Complaining about partisanship from your own party?
“I’m shocked, shocked, to hear that gambling is going on in this establishment.” That quote from “Casablanca” comes to mind every time I hear a politician bemoaning the plague of partisanship. Normally, whining about partisanship is done by someone like Sen. Olympia Snowe who is in the minority party and doesn’t really believe that fighting the battle of ideas is worthwhile in the first place.
But, the case of the latest New Mexico politician to cry “partisanship” is far more interesting: Sen. Cynthia Nava will not be running again despite the fact that she was the Chair of the Education Committee and her party, the Democrats, have been in firm control of the Legislature for decades. How is “partisanship” a problem when you are in control of the process and will have a healthy majority for the foreseeable future (at least in your own body, the Senate)?

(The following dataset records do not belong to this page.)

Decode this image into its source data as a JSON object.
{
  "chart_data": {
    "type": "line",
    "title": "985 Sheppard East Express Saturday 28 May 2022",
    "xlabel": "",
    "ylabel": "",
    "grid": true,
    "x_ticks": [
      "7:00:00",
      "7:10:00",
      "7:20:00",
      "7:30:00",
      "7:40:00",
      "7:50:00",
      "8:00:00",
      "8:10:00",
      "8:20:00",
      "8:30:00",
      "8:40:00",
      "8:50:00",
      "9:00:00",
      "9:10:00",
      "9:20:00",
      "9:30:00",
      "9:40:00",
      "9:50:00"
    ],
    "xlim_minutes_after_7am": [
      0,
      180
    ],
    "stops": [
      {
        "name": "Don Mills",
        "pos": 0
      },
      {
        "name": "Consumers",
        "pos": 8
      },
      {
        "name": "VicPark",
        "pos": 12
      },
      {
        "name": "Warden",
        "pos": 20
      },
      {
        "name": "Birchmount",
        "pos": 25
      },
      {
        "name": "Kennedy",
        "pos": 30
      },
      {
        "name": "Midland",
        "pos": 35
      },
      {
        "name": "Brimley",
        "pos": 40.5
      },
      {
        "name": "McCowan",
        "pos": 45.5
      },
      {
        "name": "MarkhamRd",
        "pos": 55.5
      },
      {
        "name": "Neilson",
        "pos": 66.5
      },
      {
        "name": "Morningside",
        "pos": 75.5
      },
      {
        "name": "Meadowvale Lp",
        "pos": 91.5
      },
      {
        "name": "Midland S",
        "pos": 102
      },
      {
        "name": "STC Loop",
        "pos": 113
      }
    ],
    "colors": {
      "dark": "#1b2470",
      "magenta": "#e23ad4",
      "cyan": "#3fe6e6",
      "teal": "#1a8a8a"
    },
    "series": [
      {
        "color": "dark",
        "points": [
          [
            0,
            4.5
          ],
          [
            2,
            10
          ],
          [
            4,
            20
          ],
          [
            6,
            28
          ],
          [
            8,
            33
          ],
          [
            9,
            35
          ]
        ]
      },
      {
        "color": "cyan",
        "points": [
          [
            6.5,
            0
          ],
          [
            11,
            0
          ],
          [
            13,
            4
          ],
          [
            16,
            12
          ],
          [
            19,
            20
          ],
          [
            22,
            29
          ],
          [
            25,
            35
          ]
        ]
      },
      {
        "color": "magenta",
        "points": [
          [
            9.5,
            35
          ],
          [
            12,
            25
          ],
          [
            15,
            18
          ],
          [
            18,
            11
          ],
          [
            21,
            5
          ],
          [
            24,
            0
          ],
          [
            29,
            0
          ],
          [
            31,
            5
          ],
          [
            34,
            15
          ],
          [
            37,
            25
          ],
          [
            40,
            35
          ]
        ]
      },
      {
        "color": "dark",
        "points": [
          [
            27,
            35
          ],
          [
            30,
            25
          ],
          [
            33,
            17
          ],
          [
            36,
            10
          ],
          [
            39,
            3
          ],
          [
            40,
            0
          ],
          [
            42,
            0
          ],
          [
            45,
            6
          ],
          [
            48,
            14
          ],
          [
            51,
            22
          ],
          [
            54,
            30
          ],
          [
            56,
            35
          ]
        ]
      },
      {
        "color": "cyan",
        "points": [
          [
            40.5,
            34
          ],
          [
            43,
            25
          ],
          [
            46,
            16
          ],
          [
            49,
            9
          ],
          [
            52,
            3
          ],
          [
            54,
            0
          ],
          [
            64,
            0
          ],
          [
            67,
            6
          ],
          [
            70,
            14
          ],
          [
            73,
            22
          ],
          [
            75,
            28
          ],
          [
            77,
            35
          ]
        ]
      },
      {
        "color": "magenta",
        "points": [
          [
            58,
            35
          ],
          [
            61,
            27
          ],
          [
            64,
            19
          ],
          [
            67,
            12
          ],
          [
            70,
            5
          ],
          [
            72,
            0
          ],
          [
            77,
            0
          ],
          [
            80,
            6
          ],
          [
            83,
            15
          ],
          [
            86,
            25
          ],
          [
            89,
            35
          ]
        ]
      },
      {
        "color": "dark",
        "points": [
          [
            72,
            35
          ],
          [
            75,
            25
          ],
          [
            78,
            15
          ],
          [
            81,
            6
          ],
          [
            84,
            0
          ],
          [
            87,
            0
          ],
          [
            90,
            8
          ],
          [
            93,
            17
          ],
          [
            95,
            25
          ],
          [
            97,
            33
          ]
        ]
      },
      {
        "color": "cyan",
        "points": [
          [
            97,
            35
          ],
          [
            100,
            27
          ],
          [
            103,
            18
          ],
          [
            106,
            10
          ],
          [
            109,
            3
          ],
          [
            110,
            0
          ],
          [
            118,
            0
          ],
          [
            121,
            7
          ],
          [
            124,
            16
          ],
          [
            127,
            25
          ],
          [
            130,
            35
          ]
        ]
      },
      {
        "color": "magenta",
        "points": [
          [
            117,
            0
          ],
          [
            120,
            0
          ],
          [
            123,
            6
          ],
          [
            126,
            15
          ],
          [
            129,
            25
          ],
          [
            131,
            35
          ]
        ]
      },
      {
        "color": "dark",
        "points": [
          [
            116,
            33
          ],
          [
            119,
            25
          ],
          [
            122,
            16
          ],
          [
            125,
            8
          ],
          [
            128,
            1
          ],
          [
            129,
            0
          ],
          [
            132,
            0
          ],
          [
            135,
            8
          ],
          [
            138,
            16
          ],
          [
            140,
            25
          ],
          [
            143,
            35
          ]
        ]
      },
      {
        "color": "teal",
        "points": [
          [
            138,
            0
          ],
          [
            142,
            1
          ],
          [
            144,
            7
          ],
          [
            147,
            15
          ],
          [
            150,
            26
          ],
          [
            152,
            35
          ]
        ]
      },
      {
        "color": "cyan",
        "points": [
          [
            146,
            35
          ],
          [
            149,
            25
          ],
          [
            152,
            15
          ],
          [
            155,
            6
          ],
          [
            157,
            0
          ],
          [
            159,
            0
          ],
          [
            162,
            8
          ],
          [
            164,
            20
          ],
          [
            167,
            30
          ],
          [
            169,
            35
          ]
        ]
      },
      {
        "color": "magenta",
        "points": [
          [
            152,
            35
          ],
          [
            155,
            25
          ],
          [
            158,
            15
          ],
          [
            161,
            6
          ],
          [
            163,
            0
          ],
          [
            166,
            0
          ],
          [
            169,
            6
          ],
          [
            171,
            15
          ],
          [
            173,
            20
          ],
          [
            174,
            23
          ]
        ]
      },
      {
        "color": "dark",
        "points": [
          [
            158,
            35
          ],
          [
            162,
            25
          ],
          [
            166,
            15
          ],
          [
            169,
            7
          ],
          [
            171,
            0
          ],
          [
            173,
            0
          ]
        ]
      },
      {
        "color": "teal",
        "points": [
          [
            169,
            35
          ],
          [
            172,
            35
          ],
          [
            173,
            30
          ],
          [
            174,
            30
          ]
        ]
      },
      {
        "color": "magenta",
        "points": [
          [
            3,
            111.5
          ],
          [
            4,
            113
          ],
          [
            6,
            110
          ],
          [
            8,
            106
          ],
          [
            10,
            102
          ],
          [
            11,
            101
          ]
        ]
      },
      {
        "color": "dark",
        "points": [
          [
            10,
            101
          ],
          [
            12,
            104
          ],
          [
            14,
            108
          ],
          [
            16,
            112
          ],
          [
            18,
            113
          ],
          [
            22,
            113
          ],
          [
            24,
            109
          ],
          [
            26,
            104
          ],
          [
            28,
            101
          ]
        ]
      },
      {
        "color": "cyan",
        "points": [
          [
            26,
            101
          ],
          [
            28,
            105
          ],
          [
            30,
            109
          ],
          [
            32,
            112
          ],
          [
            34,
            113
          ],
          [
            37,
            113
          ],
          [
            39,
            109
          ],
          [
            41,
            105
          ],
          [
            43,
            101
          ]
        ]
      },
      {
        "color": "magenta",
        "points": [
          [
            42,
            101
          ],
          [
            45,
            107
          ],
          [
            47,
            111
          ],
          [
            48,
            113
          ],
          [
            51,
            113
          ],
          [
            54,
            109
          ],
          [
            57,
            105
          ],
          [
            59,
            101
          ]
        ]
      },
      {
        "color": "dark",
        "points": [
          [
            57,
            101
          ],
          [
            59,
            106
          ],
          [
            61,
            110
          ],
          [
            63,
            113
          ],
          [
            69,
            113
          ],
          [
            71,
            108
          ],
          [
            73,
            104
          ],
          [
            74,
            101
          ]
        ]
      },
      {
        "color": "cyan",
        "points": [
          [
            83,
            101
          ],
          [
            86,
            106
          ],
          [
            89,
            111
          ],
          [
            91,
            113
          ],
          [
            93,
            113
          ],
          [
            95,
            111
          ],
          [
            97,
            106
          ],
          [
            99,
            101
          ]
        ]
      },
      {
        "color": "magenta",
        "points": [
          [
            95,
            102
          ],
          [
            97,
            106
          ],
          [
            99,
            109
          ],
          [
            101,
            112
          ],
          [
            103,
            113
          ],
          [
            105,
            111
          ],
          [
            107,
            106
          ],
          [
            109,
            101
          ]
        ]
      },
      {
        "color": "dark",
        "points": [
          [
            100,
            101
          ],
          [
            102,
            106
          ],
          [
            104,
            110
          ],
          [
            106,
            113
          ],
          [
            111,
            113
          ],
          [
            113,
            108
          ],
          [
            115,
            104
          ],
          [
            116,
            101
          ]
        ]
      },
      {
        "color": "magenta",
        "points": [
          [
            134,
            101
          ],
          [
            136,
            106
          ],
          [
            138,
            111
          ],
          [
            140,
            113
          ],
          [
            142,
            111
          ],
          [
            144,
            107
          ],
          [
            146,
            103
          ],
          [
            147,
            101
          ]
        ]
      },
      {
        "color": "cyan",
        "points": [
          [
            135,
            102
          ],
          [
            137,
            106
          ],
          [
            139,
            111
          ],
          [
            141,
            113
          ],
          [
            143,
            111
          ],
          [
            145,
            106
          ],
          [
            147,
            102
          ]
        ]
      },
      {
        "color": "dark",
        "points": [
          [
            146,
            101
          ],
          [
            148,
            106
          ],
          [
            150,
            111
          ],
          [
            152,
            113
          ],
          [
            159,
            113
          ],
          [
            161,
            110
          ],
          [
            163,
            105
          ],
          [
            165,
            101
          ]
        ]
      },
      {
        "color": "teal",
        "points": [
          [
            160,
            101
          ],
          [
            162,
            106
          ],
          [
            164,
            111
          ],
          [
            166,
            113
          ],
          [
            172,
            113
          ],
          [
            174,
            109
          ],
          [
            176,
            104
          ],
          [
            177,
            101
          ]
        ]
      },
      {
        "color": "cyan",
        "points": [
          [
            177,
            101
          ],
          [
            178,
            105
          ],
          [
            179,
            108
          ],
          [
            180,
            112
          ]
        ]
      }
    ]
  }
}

Honestly, while Nava is nowhere near the reformer I’d want her to be in terms of leading the charge for school choice, she was a supporter of some of the Gov.’s modest reforms like the 3rd grade reading initiative. It would seem that the “partisanship” Nava is concerned about isn’t coming from Gov. Martinez and the Republicans, but rather from those in her own party who are being partisan in blocking much-needed education reforms just because they are proposed by a Republican Governor.
Am I reading too much into this? Tell me what I’m missing or why I’m wrong.